Un des enjeux des prochaines années sera de faciliter les transitions professionnelles des salariés concernés, donc de les former aux nouvelles compétences nécessaires aux secteurs en développement. Dans un rapport intitulé « Croissance verte et emploi », le Conseil d’orientation pour l’emploi milite dans ce sens, appelant de ses vœux « un véritable plan Marshall pour la formation liée à la croissance verte ». Car le pari est davantage de former les salariés ou les demandeurs d’emploi expérimentés à l’utilisation de leurs compétences dans un contexte différent que de promouvoir les nouveaux métiers qui émergent dans le traitement des eaux, la gestion des déchets, la dépollution ou encore l’aménagementd’espaces naturels. « Un technicien de maintenance industrielle sera capable de travailler dans un parc éolien, par exemple, indique Chantal Sartorio, directrice du département industrie de l’Afpa. C’est d’ailleurs un métier dont les effectifs vont croître car l’industrie en a toujours besoin et les bâtiments modernes de plus en plus. »

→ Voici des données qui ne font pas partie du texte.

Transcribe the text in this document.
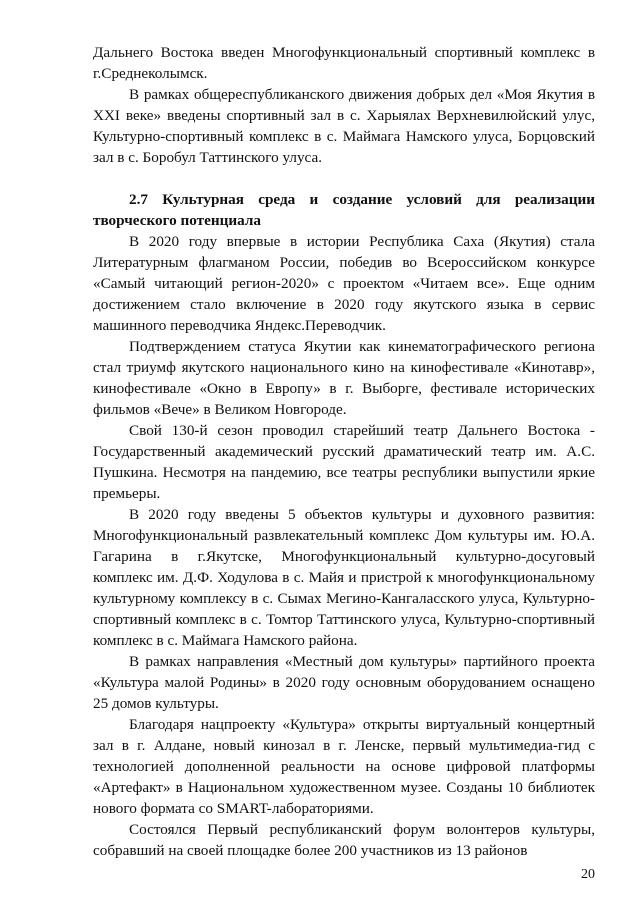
Дальнего Востока введен Многофункциональный спортивный комплекс в г.Среднеколымск.

В рамках общереспубликанского движения добрых дел «Моя Якутия в XXI веке» введены спортивный зал в с. Харыялах Верхневилюйский улус, Культурно-спортивный комплекс в с. Маймага Намского улуса, Борцовский зал в с. Боробул Таттинского улуса.

2.7 Культурная среда и создание условий для реализации творческого потенциала

В 2020 году впервые в истории Республика Саха (Якутия) стала Литературным флагманом России, победив во Всероссийском конкурсе «Самый читающий регион-2020» с проектом «Читаем все». Еще одним достижением стало включение в 2020 году якутского языка в сервис машинного переводчика Яндекс.Переводчик.

Подтверждением статуса Якутии как кинематографического региона стал триумф якутского национального кино на кинофестивале «Кинотавр», кинофестивале «Окно в Европу» в г. Выборге, фестивале исторических фильмов «Вече» в Великом Новгороде.

Свой 130-й сезон проводил старейший театр Дальнего Востока - Государственный академический русский драматический театр им. А.С. Пушкина. Несмотря на пандемию, все театры республики выпустили яркие премьеры.

В 2020 году введены 5 объектов культуры и духовного развития: Многофункциональный развлекательный комплекс Дом культуры им. Ю.А. Гагарина в г.Якутске, Многофункциональный культурно-досуговый комплекс им. Д.Ф. Ходулова в с. Майя и пристрой к многофункциональному культурному комплексу в с. Сымах Мегино-Кангаласского улуса, Культурно-спортивный комплекс в с. Томтор Таттинского улуса, Культурно-спортивный комплекс в с. Маймага Намского района.

В рамках направления «Местный дом культуры» партийного проекта «Культура малой Родины» в 2020 году основным оборудованием оснащено 25 домов культуры.

Благодаря нацпроекту «Культура» открыты виртуальный концертный зал в г. Алдане, новый кинозал в г. Ленске, первый мультимедиа-гид с технологией дополненной реальности на основе цифровой платформы «Артефакт» в Национальном художественном музее. Созданы 10 библиотек нового формата со SMART-лабораториями.

Состоялся Первый республиканский форум волонтеров культуры, собравший на своей площадке более 200 участников из 13 районов

20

Chez Bénéteau Habitat, la direction constate déjà quelques tensions sur le marché du recrutement des menuisiers en bâtiment, plaquistes ou thermiciens employés à la production et à l’assemblage des modules en bois préfabriqués destinés à la construction de ses maisons à ossature bois qui « répondent parfaitement aux objectifs du Grenelle ». EADS prévoit d’utiliser les compétences de ses équipes pour fabriquer des pales d’éoliennes. De son côté, Solaire Direct, une filiale française d’un producteur allemand de panneaux solaires, forme des mécaniciens, des électriciens ou des couvreurs qui deviendront les installateurs de ses produits.

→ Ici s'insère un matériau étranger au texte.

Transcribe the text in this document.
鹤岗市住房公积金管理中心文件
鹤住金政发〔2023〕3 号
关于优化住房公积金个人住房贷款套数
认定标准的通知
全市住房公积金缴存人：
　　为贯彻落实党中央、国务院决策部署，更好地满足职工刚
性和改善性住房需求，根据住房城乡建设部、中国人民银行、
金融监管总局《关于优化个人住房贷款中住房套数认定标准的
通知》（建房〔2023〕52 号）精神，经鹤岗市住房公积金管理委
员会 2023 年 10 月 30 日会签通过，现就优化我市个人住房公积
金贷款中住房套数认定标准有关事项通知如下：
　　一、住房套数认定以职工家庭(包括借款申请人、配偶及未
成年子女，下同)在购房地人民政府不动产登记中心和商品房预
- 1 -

Les entreprises prennent des initiatives mais, aux yeux de Jean-Pierre Sotura, Monsieur Développement durable à la CGT, la situation est insatisfaisante. « Pour organiser la formation à grande échelle, il faut une politique industrielle nationale centrée sur le développement durable et un dialogue social efficace dans les secteurs concernés, explique-t-il. Autrement, nous risquons de rater le coche faute de préparation. » En dépit des efforts de l’Afpa, qui a déjà fait évoluer son offre de formation professionnelle. Plus de 200 formations sur les 300 qu’elle propose ont été modifiées.

Les évolutions de l’emploi liées au choc environnemental ne sont pas encore limpides. « D’autant plus qu’une partie des entreprises est tentée de laisser passer l’orage en attendant des jours meilleurs », s’inquiète Jean-Pierre Bompard, chargé de ces questions à la CFDT. Coordinateur chez Syndex d’une étude sur les conséquences du Grenelle et du plan climat, Christian Duchesne fait le rapprochement avec les difficultés, à l’époque, de la sidérurgie dans l’est de la France : « Les problèmes de transition d’une économie à une autre sont rarement pris en compte dans les évaluations concernant l’emploi. » En outre, le contexte économique, les politiques publiques et les décisions des acteurs économiques peuvent varier dans les dix ans à venir. Des évolutions qui influeront, aussi, sur le volume des emplois verts.

10 000

Le nombre d’emplois revendiqués par la filière éolienne, avec 4 494 MW fin 2009*

* Source : Commissariat général au développement durable.

16 000

C’est le nombre d’emplois verts qui étaient “immédiatement disponibles”, selon Valérie Létard, secrétaire d’État auprès du ministre de l’Environnement, et Pôle emploi, à la fin janvier 2010.

1 000 MW

L’objectif de puissance fixé par l’État pour la biomasse en 2010 (au lieu des 360 installés)*

* Source : Commissariat général au développement durable.

1,3 million

d’emplois du bâtiment sont concernés par les nouvelles normes de construction fin 2012*

* Source : Commissariat général au développement durable.

Trois scénarios du gris au rose

En matière d’emplois verts, le Conseil d’analyse stratégique, dans son rapport de janvier 2010, a bâti plusieurs scénarios en fonction de l’évolution de la conjoncture économique.

UNE CROISSANCE RALENTIE

Caractérisée par de fortes contraintes de crédit pour les entreprises et les ménages, une dette publique importante, une trop lente adaptation des compétences, une intensification des stratégies low cost, des externalisations et des délocalisations. Le « coût environnemental » entame la croissance. Seul le secteur de la construction est réellement pourvoyeur de nouveaux emplois.

UNE CROISSANCE MOLLE

Avec un desserrement partiel de la contrainte de crédit pour les faibles revenus, un soutien public à la R & D verte, une adaptation graduelle des compétences, une modification lente de la consommation des ménages – le coût environnemental est compensé par une hausse des qualifications – et une réalisation partielle des objectifs du Grenelle malgré des tendances identiques sur l’externalisation et la délocalisation. Le bâtiment, les énergies renouvelables et les services à la personne créent de nouveaux emplois.

UNE CROISSANCE DURABLE ET SOUTENABLE

Le soutien public à la R & D verte est important et l’adaptation rapide des compétences permet la mobilité entre secteurs d’activité. Les comportements individuels deviennent « éco-responsables », d’autant plus que les revenus augmentent sous l’impulsion de la hausse des qualifications et des économies d’énergie. Tous les objectifs du Grenelle sont atteints et de nouveaux services de proximité liés à l’économie de l’usage – réparation d’objets – voient le jour. Dans ce scénario rose, les emplois verts se développent non seulement dans les secteurs déjà signalés, mais également dans la sidérurgie, les énergies, les biens d’équipement, les transports, les services aux entreprises et aux particuliers. Seul le secteur des biens durables perd encore des emplois. Mais ce cercle vertueux est loin d’être assuré aujourd’hui.